Stryk works hard to keep her wrists in a neutral position as she works, to adjust her work table avoid straining her arms, and to allow more time between clients so that she can rest. For example, she used to do a set in an hour and a fill in 45 minutes, whereas now she takes two hours for a set and 1 ½ hours for a fill. Though these changes means her work capacity has decreased more than one third, Stryk says her health is more important.

The changes Stryk has made to her routine is perhaps saving her from surgery on her right wrist. She swears that the work-style changes have made her left wrist recovery a success. “My right wrist is now at a workable level,” she explains. “At this point, I’m not planning on having surgery on it. It’s expensive--- about $5,000 for the surgery---and most technicians don’t have insurance, so that’s definitely a major consideration.

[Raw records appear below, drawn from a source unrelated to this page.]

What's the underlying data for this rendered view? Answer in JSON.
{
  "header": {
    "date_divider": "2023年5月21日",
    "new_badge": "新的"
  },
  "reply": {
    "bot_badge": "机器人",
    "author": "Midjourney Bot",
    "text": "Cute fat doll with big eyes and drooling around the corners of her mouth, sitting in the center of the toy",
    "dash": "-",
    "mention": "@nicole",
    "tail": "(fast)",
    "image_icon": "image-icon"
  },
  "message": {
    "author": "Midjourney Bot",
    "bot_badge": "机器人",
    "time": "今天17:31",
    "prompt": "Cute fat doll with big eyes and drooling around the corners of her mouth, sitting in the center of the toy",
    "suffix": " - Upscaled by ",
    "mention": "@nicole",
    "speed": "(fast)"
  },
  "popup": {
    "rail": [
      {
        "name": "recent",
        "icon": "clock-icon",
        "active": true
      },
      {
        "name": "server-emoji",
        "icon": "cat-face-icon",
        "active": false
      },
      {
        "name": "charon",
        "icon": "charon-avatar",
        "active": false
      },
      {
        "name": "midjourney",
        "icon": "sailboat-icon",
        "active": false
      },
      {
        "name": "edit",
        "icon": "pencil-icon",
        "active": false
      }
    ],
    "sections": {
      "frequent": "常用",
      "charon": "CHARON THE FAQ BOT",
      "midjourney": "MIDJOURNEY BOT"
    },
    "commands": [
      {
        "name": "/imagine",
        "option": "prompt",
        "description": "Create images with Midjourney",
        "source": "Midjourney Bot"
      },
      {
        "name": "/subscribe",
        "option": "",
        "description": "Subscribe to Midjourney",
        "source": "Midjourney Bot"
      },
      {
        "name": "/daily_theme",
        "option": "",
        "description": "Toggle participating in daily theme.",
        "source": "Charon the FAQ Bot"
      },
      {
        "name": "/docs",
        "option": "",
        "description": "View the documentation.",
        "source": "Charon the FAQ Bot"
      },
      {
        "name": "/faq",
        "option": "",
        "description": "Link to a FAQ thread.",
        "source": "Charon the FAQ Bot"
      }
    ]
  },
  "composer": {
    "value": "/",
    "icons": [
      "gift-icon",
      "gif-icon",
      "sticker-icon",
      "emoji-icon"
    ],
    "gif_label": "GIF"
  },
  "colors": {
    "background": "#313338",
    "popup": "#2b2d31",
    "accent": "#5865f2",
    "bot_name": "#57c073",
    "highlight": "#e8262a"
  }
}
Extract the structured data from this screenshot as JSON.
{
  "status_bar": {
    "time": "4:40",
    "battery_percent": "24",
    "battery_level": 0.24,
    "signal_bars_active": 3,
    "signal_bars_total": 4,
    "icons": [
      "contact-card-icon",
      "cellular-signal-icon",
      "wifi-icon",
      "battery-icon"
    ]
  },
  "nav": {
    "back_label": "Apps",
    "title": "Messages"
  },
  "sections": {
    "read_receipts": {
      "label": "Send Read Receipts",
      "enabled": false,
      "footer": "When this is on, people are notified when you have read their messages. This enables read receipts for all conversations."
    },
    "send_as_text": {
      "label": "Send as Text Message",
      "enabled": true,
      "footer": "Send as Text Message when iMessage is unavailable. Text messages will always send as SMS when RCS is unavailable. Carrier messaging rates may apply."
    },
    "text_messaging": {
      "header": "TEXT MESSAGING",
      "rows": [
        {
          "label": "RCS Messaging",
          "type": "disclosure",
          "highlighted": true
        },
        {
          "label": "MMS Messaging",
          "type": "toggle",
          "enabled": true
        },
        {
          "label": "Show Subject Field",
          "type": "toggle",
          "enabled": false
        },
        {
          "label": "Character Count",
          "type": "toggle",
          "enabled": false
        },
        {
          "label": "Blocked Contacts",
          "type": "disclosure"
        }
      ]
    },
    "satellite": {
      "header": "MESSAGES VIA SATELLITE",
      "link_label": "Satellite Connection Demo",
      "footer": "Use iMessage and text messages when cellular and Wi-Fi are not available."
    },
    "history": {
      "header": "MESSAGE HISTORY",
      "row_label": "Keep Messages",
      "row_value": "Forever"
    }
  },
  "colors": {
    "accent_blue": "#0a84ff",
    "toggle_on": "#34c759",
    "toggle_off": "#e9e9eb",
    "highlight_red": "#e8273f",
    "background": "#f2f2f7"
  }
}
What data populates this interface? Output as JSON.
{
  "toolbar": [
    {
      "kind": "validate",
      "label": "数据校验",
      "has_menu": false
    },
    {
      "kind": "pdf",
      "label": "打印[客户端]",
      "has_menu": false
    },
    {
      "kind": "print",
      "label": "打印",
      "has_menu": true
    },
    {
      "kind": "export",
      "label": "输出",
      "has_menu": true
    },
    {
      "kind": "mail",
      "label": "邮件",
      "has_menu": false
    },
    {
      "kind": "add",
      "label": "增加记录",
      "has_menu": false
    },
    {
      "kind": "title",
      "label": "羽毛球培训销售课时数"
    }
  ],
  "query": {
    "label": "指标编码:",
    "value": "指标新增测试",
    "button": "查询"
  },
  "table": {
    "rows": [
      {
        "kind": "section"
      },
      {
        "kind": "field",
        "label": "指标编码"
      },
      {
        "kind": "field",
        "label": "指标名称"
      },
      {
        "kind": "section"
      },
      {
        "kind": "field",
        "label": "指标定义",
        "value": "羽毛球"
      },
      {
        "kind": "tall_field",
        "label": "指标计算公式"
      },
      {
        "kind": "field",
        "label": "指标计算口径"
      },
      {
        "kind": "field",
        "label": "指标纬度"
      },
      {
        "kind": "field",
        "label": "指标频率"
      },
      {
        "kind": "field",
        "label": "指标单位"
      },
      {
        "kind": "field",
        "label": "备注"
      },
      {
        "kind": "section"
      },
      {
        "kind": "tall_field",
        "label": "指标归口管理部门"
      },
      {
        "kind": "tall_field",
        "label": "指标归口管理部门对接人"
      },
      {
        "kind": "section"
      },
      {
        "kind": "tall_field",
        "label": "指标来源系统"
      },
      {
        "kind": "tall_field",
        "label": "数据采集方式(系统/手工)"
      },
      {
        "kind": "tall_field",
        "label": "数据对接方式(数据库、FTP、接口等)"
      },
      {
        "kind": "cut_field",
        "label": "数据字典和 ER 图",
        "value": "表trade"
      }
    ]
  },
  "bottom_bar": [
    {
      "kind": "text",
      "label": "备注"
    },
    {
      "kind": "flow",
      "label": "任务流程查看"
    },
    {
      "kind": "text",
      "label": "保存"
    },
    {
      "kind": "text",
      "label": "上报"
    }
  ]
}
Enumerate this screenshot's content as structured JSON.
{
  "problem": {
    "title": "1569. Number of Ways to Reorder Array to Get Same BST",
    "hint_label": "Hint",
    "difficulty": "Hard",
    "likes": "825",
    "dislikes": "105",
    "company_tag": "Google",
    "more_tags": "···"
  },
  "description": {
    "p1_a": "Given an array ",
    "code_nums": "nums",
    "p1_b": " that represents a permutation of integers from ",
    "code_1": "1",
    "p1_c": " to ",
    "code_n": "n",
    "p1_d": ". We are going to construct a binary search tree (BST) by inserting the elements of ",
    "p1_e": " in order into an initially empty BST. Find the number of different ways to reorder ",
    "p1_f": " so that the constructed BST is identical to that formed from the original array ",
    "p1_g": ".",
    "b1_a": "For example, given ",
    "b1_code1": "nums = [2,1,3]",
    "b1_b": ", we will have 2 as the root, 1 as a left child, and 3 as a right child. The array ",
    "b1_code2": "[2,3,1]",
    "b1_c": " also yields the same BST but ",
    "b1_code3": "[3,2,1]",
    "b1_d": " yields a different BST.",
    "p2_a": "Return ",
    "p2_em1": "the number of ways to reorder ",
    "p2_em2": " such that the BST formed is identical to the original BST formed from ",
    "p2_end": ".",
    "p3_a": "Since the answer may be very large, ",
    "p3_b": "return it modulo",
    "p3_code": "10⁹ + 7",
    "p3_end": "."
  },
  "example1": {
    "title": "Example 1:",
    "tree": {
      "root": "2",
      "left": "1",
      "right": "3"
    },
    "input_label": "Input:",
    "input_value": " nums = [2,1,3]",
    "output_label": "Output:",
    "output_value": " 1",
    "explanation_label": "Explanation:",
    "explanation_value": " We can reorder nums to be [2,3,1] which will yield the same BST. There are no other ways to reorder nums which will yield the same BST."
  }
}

 “I have periodic numbness in my right hand, but not the pain I had in my left. I can do almost everything with my right hand, like lift heavy pans. Most of the time it doesn’t cause me any problems. However, if it got as bad as my left wrist was, I wouldn’t hesitate for a minute to have the surgery.”

Both Peters and Stryk say they would recommend the surgery to anyone who is suffering from CTS, especially if other remedies brought no relief. “The longer you wait, the greater the risk you have of damaging the wrist permanently,” says Stryk. “It won’t get better unless you quit your job completely and permanently. And CTS can affect everyday tasks as well. I was hesitant too, but I’m now 100% better than I was.”